Il romanzo di Muriel Barbery, docente di filosofia oltre che autrice di romanzi, è più una raccolta di pensieri delle due protagoniste che un vero e proprio racconto; il loro sguardo sulla realtà ci invita a vivere al meglio il presente coltivando i piccoli piaceri: l’amicizia, la letteratura, l’arte, le confidenze e un tè con un dolce. E noi vogliamo farlo imitando proprio Renée e monsieur Ozu, godendo di questo bel romanzo con una bollente tazza di tè al gelsomino ed una fetta di un golosissimo dolce alsaziano, il kugelhopf – o gloutof come lo chiama Manuela, l’amica di Renée e donna delle pulizie del palazzo, che però secondo la portinaia ha più raffinatezza di tutti i suoi abitanti.

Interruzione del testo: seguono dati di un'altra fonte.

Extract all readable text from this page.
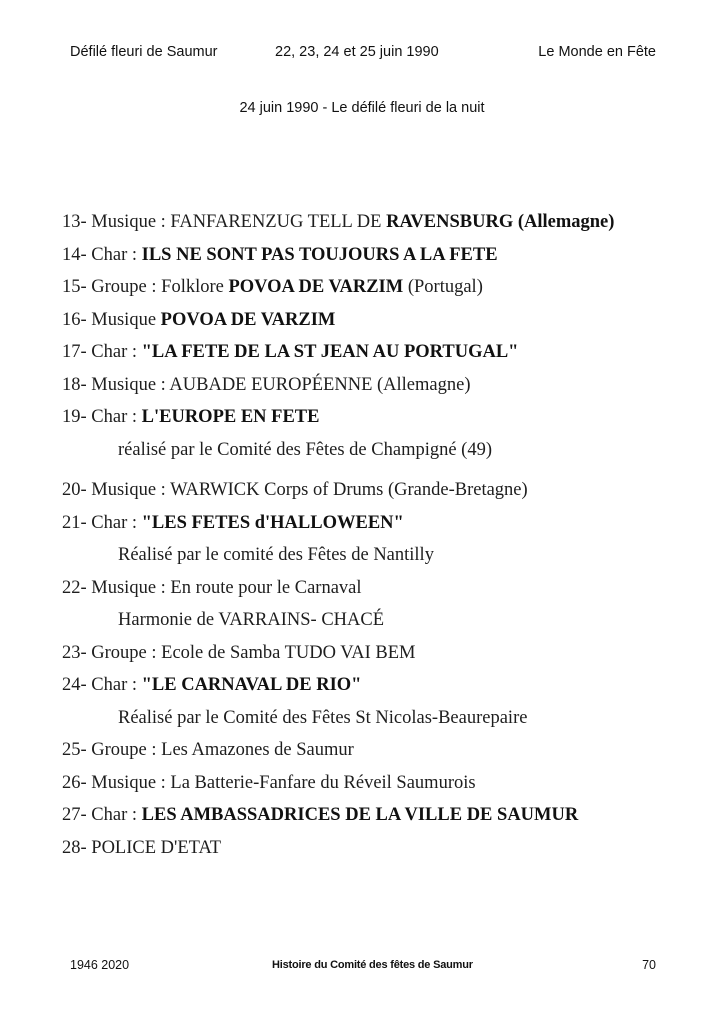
Défilé fleuri de Saumur	22, 23, 24 et 25 juin 1990	Le Monde en Fête
24 juin 1990 - Le défilé fleuri de la nuit
13- Musique : FANFARENZUG TELL DE RAVENSBURG (Allemagne)
14- Char : ILS NE SONT PAS TOUJOURS A LA FETE
15- Groupe : Folklore POVOA DE VARZIM (Portugal)
16- Musique POVOA DE VARZIM
17- Char : "LA FETE DE LA ST JEAN AU PORTUGAL"
18- Musique : AUBADE EUROPÉENNE (Allemagne)
19- Char : L'EUROPE EN FETE
réalisé par le Comité des Fêtes de Champigné (49)
20- Musique : WARWICK Corps of Drums (Grande-Bretagne)
21- Char : "LES FETES d'HALLOWEEN"
Réalisé par le comité des Fêtes de Nantilly
22- Musique : En route pour le Carnaval
Harmonie de VARRAINS- CHACÉ
23- Groupe : Ecole de Samba TUDO VAI BEM
24- Char : "LE CARNAVAL DE RIO"
Réalisé par le Comité des Fêtes St Nicolas-Beaurepaire
25- Groupe : Les Amazones de Saumur
26- Musique : La Batterie-Fanfare du Réveil Saumurois
27- Char : LES AMBASSADRICES DE LA VILLE DE SAUMUR
28- POLICE D'ETAT
1946 2020	Histoire du Comité des fêtes de Saumur	70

La leggenda vuole che la ricetta di questo lievitato all’uvetta sia stata regalata dai re magi ad un pasticciere alsaziano di nome Kugel, come ringraziamento per la sua ospitalità. In realtà sembra che questo dolce, nato in Polonia, sia arrivato in Francia solo dopo essere passato per la Germania e l’Austria. Inoltre, pare che esso sia l’antenato del nostro babà: l’invenzione viene attribuita a Stanislas Lecsczinski, ex re di Polonia e duca della Lorena, il quale volle bagnare nel liquore una fetta troppo asciutta di kugelhopf preparata dal suo pasticciere Stohrer (il fondatore dell’omonima pasticceria Parigina di rue Montorgueil). Lo abbiamo scelto come dolce da abbinare a questo libro non solo perché accompagna una delle merende dei nostri protagonisti, ma anche perché la sua forma ricorda un po’ le “barriere” che Renée ha alzato per nascondere agli altri la sua reale natura.

E con la speranza di aver risvegliato, oltre al vostro appetito, anche la vostra voglia di leggere (o rileggere) questo libro, ci concediamo un’ultima citazione: “Vivere, morire: sono solo le conseguenze di ciò che abbiamo costruito. Quello che conta è costruire bene”.